If John Neff represents value trading, then Warren Buffett is the ultimate example of value investing as I've come to define it.

Buy and hold may be a terrible way to invest when you indiscriminately buy the entire market via a mutual fund or ETF, but buying great companies at great prices and adopting Buffett's ideal holding period of "forever," is a powerful and proven way to compound wealth over the long term.

The value investor's returns don't come directly from the difference between the selling price and the original purchase price of a stock. Rather, they come from the future compounded returns (in terms of both dividends and capital appreciation) from the underlying company's business oprations and futrue growth.

And this is the key point - the compounding effect is much greater the lower the base of the original investment. The less you pay for an asset, the higher all your future compounded returns will be.



#3 - The Synthetic Value Investor

How I practice and teach the approach I call Leveraged Investing, has much more in common with what I call value investing over what I call value trading.

By using options carefully and conservatively, I have found that I can create my own perpetual discounts on stocks - without needing the market to be wrong, or quibbling with it on price.

I sometimes call this approach Buy and Hold and Cheat.

I share the value investor's desire to acquire shares in high quality companies while paying as little as possible for those shares because I have come to understand just how powerful a formula that is.

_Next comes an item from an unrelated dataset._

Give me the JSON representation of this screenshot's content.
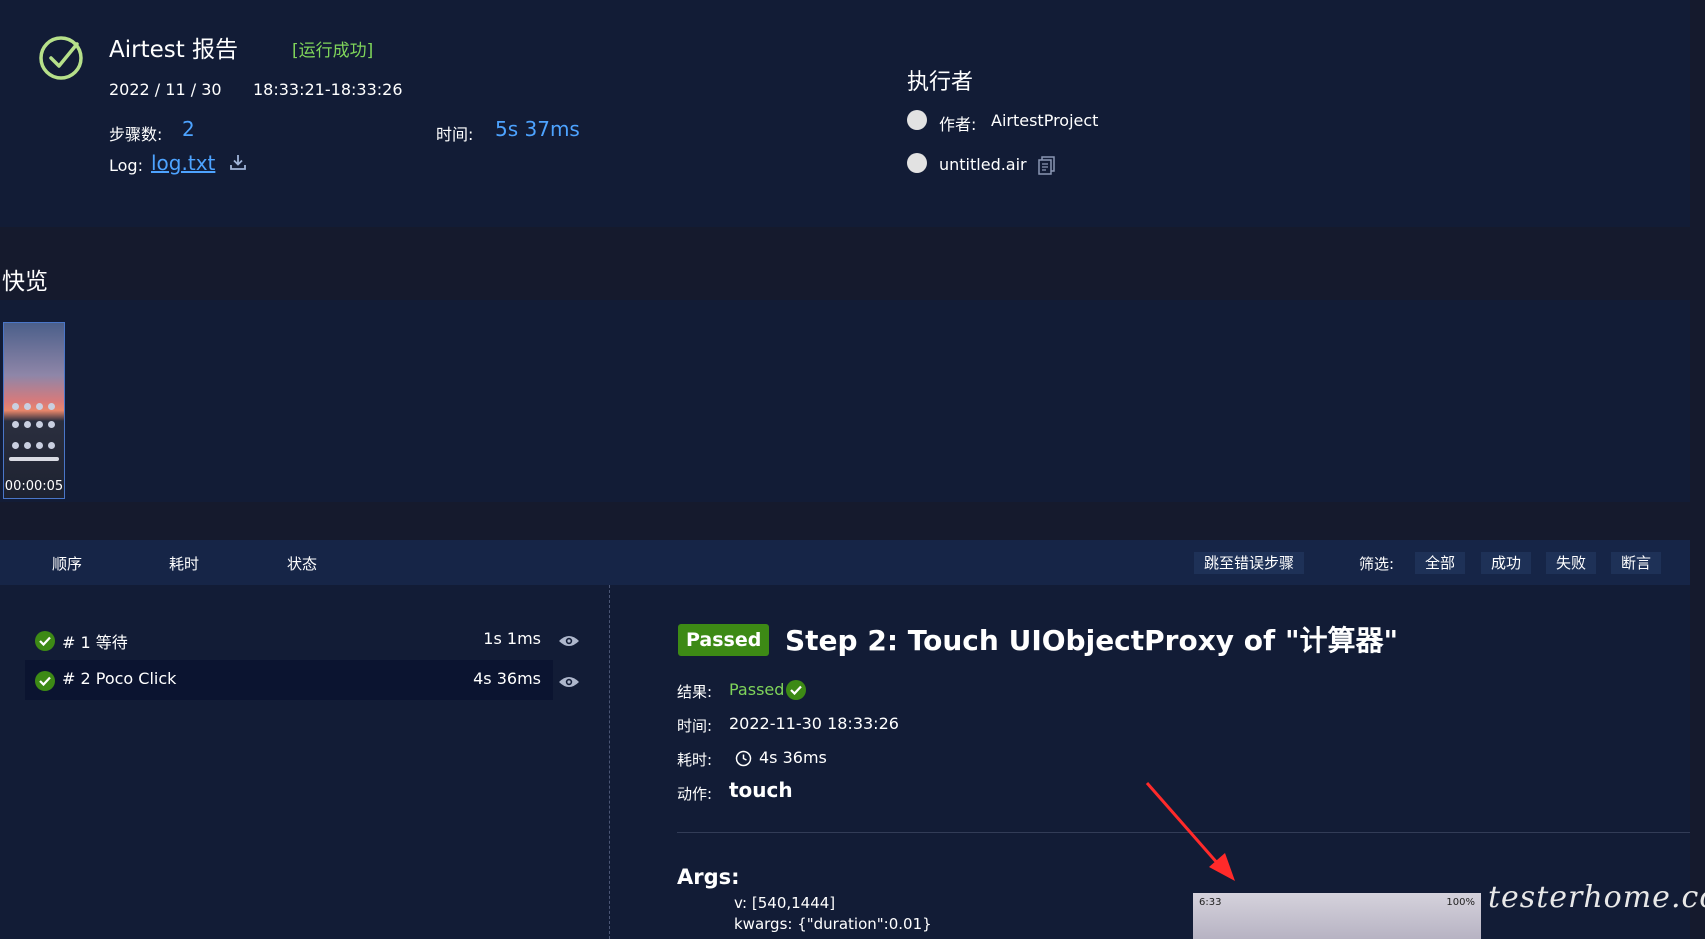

But at the same time, I don't want to have to wait years to find a suitable opportunity. And with the Leveraged Investing approach, I don't have to.

Instead of waiting for the stock market to have a true fire sale (and all the ensuing bear market drama and volatility that goes along with that), I have learned how to create my own continual mini-sales and discounts.

When you use options conservatively and strategically to perpetually lower the overall cost basis of your long term holdings, you don't need the market to be wrong or to misprice a stock to your advantage.